Saturday, January 9, 2016: 3:30 PM
Crystal Ballroom B (Hilton Atlanta)
Richard A. McKay, University of Cambridge
Amid growing alarm about AIDS in the early 1980s, North American bathhouses catering to men seeking sex with men became focal points in an increasingly contentious struggle, one that appeared to pit public health forces against those defending their sexual and civil liberties. Too frequently, observers have viewed this clash in isolation, and not as an outgrowth of conflicts brewing for decades. Drawing on newspapers and the records of community groups and city officials in Vancouver, British Columbia, this presentation offers a case study for how gay activism—first that of homophile organizers, and later gay liberationists and businessmen—intersected with civic concerns about venereal disease (VD) in bathhouses in the 1960s and 1970s.

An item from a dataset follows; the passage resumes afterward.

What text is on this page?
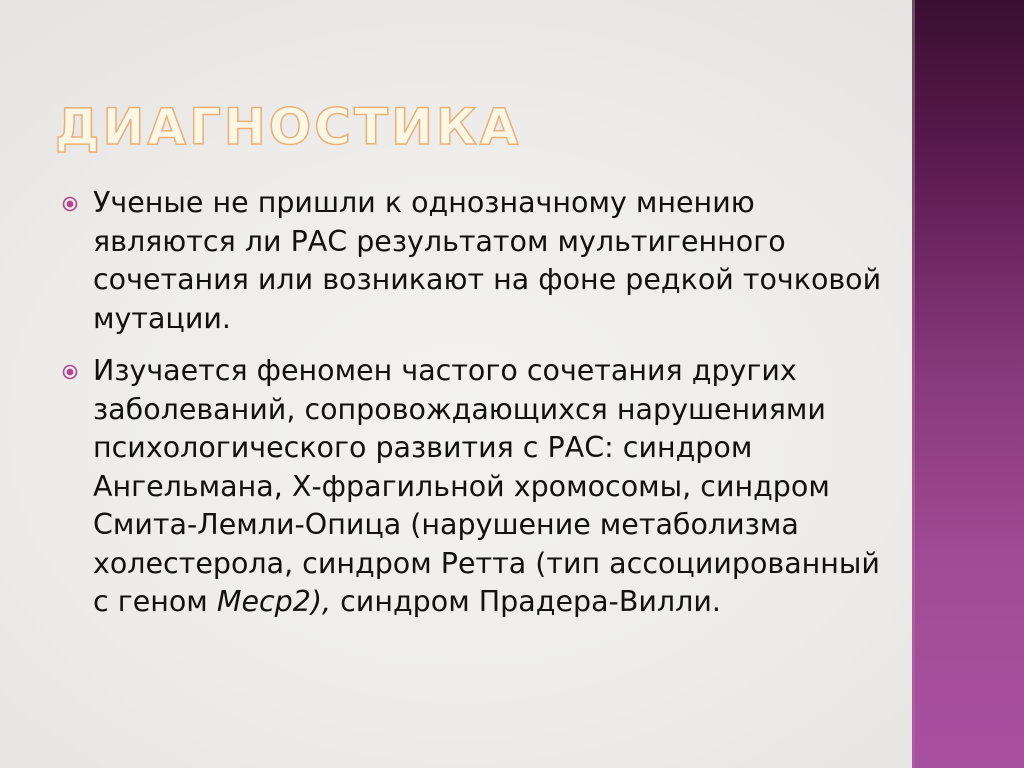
ДИАГНОСТИКА
Ученые не пришли к однозначному мнению являются ли РАС результатом мультигенного сочетания или возникают на фоне редкой точковой мутации.
Изучается феномен частого сочетания других заболеваний, сопровождающихся нарушениями психологического развития с РАС: синдром Ангельмана, Х-фрагильной хромосомы, синдром Смита-Лемли-Опица (нарушение метаболизма холестерола, синдром Ретта (тип ассоциированный с геном Mecp2), синдром Прадера-Вилли.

The presentation will contrast conflicts from two different historical moments to examine the changing responses to the specter of VD transmission among men in Vancouver. In 1965, when sex between men was illegal in Canada, local VD control officers reported that men who named male sexual contacts increasingly listed steam baths as sites of syphilis exposure. Without opposition from a fledgling local homophile organization, Vancouver’s civic officials quietly opted to address the problem with a by-law amendment regulating these establishments. In 1969, the federal government moved to partially decriminalize same-sex erotic contact; the resulting increase in commercialized gay venues saw earlier concerns about VD grow significantly during the 1970s. A far more public and multi-faceted debate about bathhouses ensued. Featuring the perspectives of health and police officers, lawyers, urban planners, and gay activists, the presentation will explore the diversity of attitudes towards bathhouses and VD prevention long before the emergence of the AIDS epidemic. It will also reflect on the notable absence of one figure from these discussions: the male hustler, who—unlike his female counterpart—appears to have seldom aroused VD-related concerns during this period.